Back in Neverland, Jackson reveals to Bashir that not only does he invite disadvantaged children to his ranch, he lets them stay in his bed. Gavin Arvizo, who was then a cancer patient, states that it was Jackson's support that helped him beat his diagnosis. Bashir is stunned at this revelation, but Jackson admits that he let the boy have the bed while he slept on the floor. When asked what he gets out of this, the singer replies that he gains the joy, because "my greatest inspiration comes from kids." After this, Bashir is left feeling uneasy about the apparent obsession with children. As well as this topic, he realizes that he will have to confront Jackson on certain areas of his life that he feels he had been less than honest.
During January 2003, Bashir meets with Jackson in Miami for the final interview and brings up the subject of his face. A visibly upset Jackson says that he has only had two operations (on his nose, for breathing purposes) in his life, to which Bashir tries to ask how he looks so much different from when he was an adolescent. After the singer states plastic surgery was not invented for him, Bashir comes to the conclusion that Jackson wanted to change his appearance as a result of his troubled youth and father's insults. When he asks about a comment Jackson's son Prince made that "I haven't got a mother," Jackson tells him that Deborah Rowe bore his two children as a gift for him, because he wanted to be a father so badly. On the subject of Blanket's mother, Jackson contradicts his earlier statement he had Blanket with an unnamed woman in a relationship and says that she was a surrogate mother, with whom he signed an agreement not to talk about her. In the most controversial part of the documentary, Bashir repeatedly questions Jackson on why he invites children into his room. Jackson admitted that "many children" (including the Culkin family children Macaulay, Kieran, and their other brothers and sisters) have slept in the same bed as him, but he denied having had sexual contact with any of them. He even claimed to allow his children to stay with his friends, for example with close friend Barry Gibb. Due to the confidentiality agreement, he refuses to talk about the 1993 allegations, but he reveals that he paid the accuser a settlement. Against his wishes by Sony."

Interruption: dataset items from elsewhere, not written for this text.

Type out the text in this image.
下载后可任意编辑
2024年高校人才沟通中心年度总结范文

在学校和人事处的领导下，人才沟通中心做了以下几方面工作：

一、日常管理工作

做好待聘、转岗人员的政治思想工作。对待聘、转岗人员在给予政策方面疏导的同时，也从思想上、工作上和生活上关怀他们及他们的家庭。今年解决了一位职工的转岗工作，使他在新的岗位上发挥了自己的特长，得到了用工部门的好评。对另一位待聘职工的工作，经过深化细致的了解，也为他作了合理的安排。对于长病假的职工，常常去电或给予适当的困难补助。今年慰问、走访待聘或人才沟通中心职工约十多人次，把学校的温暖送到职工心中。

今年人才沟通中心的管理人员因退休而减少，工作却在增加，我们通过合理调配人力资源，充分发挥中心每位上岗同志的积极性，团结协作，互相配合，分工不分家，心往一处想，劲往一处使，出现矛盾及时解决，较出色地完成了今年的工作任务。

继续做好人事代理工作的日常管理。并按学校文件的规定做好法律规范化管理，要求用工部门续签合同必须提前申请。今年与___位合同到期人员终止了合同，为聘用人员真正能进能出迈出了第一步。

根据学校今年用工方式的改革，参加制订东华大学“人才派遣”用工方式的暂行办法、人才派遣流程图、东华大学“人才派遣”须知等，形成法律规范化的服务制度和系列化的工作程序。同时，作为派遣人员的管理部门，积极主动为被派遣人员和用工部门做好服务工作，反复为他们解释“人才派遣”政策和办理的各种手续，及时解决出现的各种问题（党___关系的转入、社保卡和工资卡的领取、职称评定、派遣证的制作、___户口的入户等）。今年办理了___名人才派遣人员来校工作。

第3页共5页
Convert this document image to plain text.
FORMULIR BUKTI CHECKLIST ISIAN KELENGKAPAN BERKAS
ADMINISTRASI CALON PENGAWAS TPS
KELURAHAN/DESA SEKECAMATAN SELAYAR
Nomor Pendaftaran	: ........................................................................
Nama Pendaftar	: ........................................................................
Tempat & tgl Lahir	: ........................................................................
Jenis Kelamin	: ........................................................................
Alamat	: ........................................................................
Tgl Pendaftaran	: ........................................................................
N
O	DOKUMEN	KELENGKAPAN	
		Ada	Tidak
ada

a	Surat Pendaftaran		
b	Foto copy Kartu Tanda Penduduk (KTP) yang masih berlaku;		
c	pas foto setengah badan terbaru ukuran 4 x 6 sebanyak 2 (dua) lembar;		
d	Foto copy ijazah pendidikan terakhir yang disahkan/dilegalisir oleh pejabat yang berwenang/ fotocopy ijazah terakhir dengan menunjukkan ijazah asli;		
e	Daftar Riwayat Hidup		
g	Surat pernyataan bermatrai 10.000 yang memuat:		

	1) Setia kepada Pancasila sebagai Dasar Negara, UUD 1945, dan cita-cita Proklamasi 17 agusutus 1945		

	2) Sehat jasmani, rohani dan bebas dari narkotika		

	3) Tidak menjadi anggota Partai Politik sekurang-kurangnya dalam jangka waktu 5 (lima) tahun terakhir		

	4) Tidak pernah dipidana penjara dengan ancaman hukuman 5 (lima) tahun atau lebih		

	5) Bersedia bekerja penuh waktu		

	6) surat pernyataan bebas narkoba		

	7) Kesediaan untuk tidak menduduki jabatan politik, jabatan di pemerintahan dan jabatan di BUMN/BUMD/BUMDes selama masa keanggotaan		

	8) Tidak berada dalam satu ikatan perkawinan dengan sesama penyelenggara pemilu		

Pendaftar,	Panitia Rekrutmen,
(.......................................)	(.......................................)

Jackson's lawyers claimed in a British High Court case against Martin Bashir and Granada TV that the documentary was a breach of contract and breach of confidence. The proceedings were put on hold when Jackson was charged with 10 felony counts in late 2003, but since Jackson's acquittal the proceedings could now continue.

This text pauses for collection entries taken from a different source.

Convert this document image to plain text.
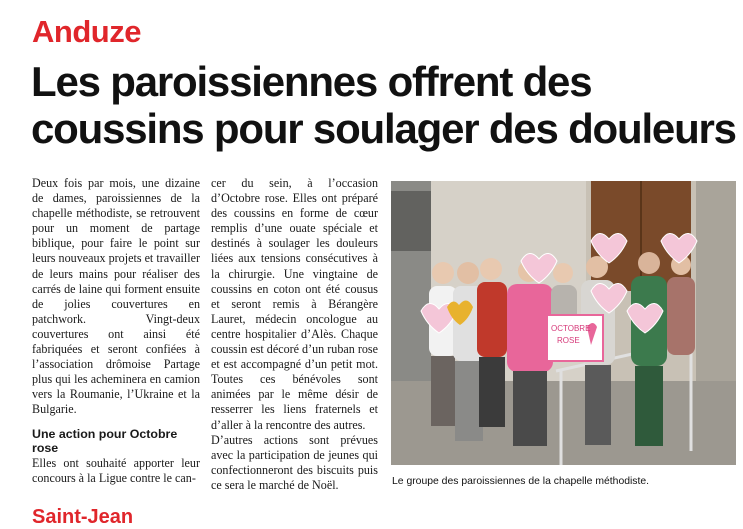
Anduze
Les paroissiennes offrent des coussins pour soulager des douleurs

Deux fois par mois, une dizaine de dames, paroissiennes de la chapelle méthodiste, se retrouvent pour un moment de partage biblique, pour faire le point sur leurs nouveaux projets et travailler de leurs mains pour réaliser des carrés de laine qui forment ensuite de jolies couvertures en patchwork. Vingt-deux couvertures ont ainsi été fabriquées et seront confiées à l’association drômoise Partage plus qui les acheminera en camion vers la Roumanie, l’Ukraine et la Bulgarie.

Une action pour Octobre rose

Elles ont souhaité apporter leur concours à la Ligue contre le can-

cer du sein, à l’occasion d’Octobre rose. Elles ont préparé des coussins en forme de cœur remplis d’une ouate spéciale et destinés à soulager les douleurs liées aux tensions consécutives à la chirurgie. Une vingtaine de coussins en coton ont été cousus et seront remis à Bérangère Lauret, médecin oncologue au centre hospitalier d’Alès. Chaque coussin est décoré d’un ruban rose et est accompagné d’un petit mot. Toutes ces bénévoles sont animées par le même désir de resserrer les liens fraternels et d’aller à la rencontre des autres.

D’autres actions sont prévues avec la participation de jeunes qui confectionneront des biscuits puis ce sera le marché de Noël.

OCTOBRE
ROSE
Le groupe des paroissiennes de la chapelle méthodiste.
Saint-Jean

Ann Kite, a public relations consultant hired by Jackson's advisers to counter negative publicity, called the documentary a PR-disaster.

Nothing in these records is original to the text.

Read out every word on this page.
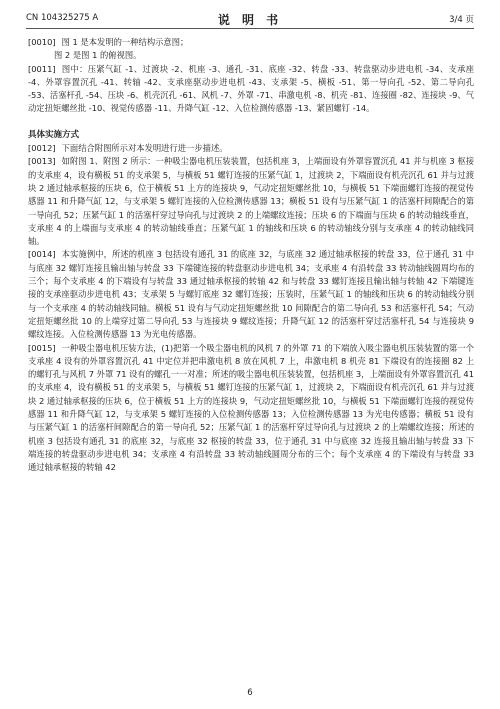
CN 104325275 A	说 明 书	3/4 页

[0010] 图 1 是本发明的一种结构示意图；

图 2 是图 1 的俯视图。

[0011] 图中：压紧气缸 -1、过渡块 -2、机座 -3、通孔 -31、底座 -32、转盘 -33、转盘驱动步进电机 -34、支承座 -4、外罩容置沉孔 -41、转轴 -42、支承座驱动步进电机 -43、支承架 -5、横板 -51、第一导向孔 -52、第二导向孔 -53、活塞杆孔 -54、压块 -6、机壳沉孔 -61、风机 -7、外罩 -71、串激电机 -8、机壳 -81、连接圈 -82、连接块 -9、气动定扭矩螺丝批 -10、视觉传感器 -11、升降气缸 -12、入位检测传感器 -13、紧固螺钉 -14。

具体实施方式

[0012] 下面结合附图所示对本发明进行进一步描述。

[0013] 如附图 1、附图 2 所示：一种吸尘器电机压装装置，包括机座 3，上端面设有外罩容置沉孔 41 并与机座 3 枢接的支承座 4，设有横板 51 的支承架 5，与横板 51 螺钉连接的压紧气缸 1，过渡块 2，下端面设有机壳沉孔 61 并与过渡块 2 通过轴承枢接的压块 6，位于横板 51 上方的连接块 9，气动定扭矩螺丝批 10，与横板 51 下端面螺钉连接的视觉传感器 11 和升降气缸 12，与支承架 5 螺钉连接的入位检测传感器 13；横板 51 设有与压紧气缸 1 的活塞杆间隙配合的第一导向孔 52；压紧气缸 1 的活塞杆穿过导向孔与过渡块 2 的上端螺纹连接；压块 6 的下端面与压块 6 的转动轴线垂直，支承座 4 的上端面与支承座 4 的转动轴线垂直；压紧气缸 1 的轴线和压块 6 的转动轴线分别与支承座 4 的转动轴线同轴。

[0014] 本实施例中，所述的机座 3 包括设有通孔 31 的底座 32，与底座 32 通过轴承枢接的转盘 33，位于通孔 31 中与底座 32 螺钉连接且输出轴与转盘 33 下端键连接的转盘驱动步进电机 34；支承座 4 有沿转盘 33 转动轴线圆周均布的三个；每个支承座 4 的下端设有与转盘 33 通过轴承枢接的转轴 42 和与转盘 33 螺钉连接且输出轴与转轴 42 下端键连接的支承座驱动步进电机 43；支承架 5 与螺钉底座 32 螺钉连接；压装时，压紧气缸 1 的轴线和压块 6 的转动轴线分别与一个支承座 4 的转动轴线同轴。横板 51 设有与气动定扭矩螺丝批 10 间隙配合的第二导向孔 53 和活塞杆孔 54；气动定扭矩螺丝批 10 的上端穿过第二导向孔 53 与连接块 9 螺纹连接；升降气缸 12 的活塞杆穿过活塞杆孔 54 与连接块 9 螺纹连接。入位检测传感器 13 为光电传感器。

[0015] 一种吸尘器电机压装方法，(1)把第一个吸尘器电机的风机 7 的外罩 71 的下端放入吸尘器电机压装装置的第一个支承座 4 设有的外罩容置沉孔 41 中定位并把串激电机 8 放在风机 7 上，串激电机 8 机壳 81 下端设有的连接圈 82 上的螺钉孔与风机 7 外罩 71 设有的螺孔一一对准；所述的吸尘器电机压装装置，包括机座 3，上端面设有外罩容置沉孔 41 的支承座 4，设有横板 51 的支承架 5，与横板 51 螺钉连接的压紧气缸 1，过渡块 2，下端面设有机壳沉孔 61 并与过渡块 2 通过轴承枢接的压块 6，位于横板 51 上方的连接块 9，气动定扭矩螺丝批 10，与横板 51 下端面螺钉连接的视觉传感器 11 和升降气缸 12，与支承架 5 螺钉连接的入位检测传感器 13；入位检测传感器 13 为光电传感器；横板 51 设有与压紧气缸 1 的活塞杆间隙配合的第一导向孔 52；压紧气缸 1 的活塞杆穿过导向孔与过渡块 2 的上端螺纹连接；所述的机座 3 包括设有通孔 31 的底座 32，与底座 32 枢接的转盘 33，位于通孔 31 中与底座 32 连接且输出轴与转盘 33 下端连接的转盘驱动步进电机 34；支承座 4 有沿转盘 33 转动轴线圆周分布的三个；每个支承座 4 的下端设有与转盘 33 通过轴承枢接的转轴 42

6
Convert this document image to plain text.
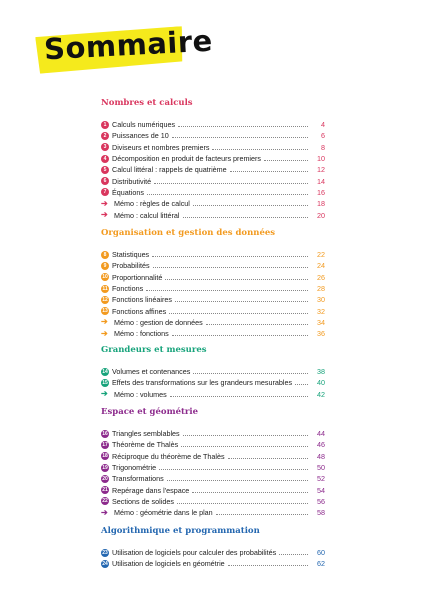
Sommaire
Nombres et calculs
1 Calculs numériques	4
2 Puissances de 10	6
3 Diviseurs et nombres premiers	8
4 Décomposition en produit de facteurs premiers	10
5 Calcul littéral : rappels de quatrième	12
6 Distributivité	14
7 Équations	16
➔ Mémo : règles de calcul	18
➔ Mémo : calcul littéral	20
Organisation et gestion des données
8 Statistiques	22
9 Probabilités	24
10 Proportionnalité	26
11 Fonctions	28
12 Fonctions linéaires	30
13 Fonctions affines	32
➔ Mémo : gestion de données	34
➔ Mémo : fonctions	36
Grandeurs et mesures
14 Volumes et contenances	38
15 Effets des transformations sur les grandeurs mesurables	40
➔ Mémo : volumes	42
Espace et géométrie
16 Triangles semblables	44
17 Théorème de Thalès	46
18 Réciproque du théorème de Thalès	48
19 Trigonométrie	50
20 Transformations	52
21 Repérage dans l'espace	54
22 Sections de solides	56
➔ Mémo : géométrie dans le plan	58
Algorithmique et programmation
23 Utilisation de logiciels pour calculer des probabilités	60
24 Utilisation de logiciels en géométrie	62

The footage that they show in this documentary was filmed by Hamid Moslehi privately. He states that he was not "secretly" videotaping the interviews, as was popularly believed. He said Martin Bashir knew they were also filming, but that Bashir probably didn't know that when he told his camera crew to cut, that he was still filming.
The video has been shown in a Fox Network special ,
Part of the footage was not aired because the videographer Hamid Moslehi refused to hand it over because of a financial dispute with Jackson , It was found by police in a search of Moslehi's home in November 2003, and showed the accuser's family praising Jackson.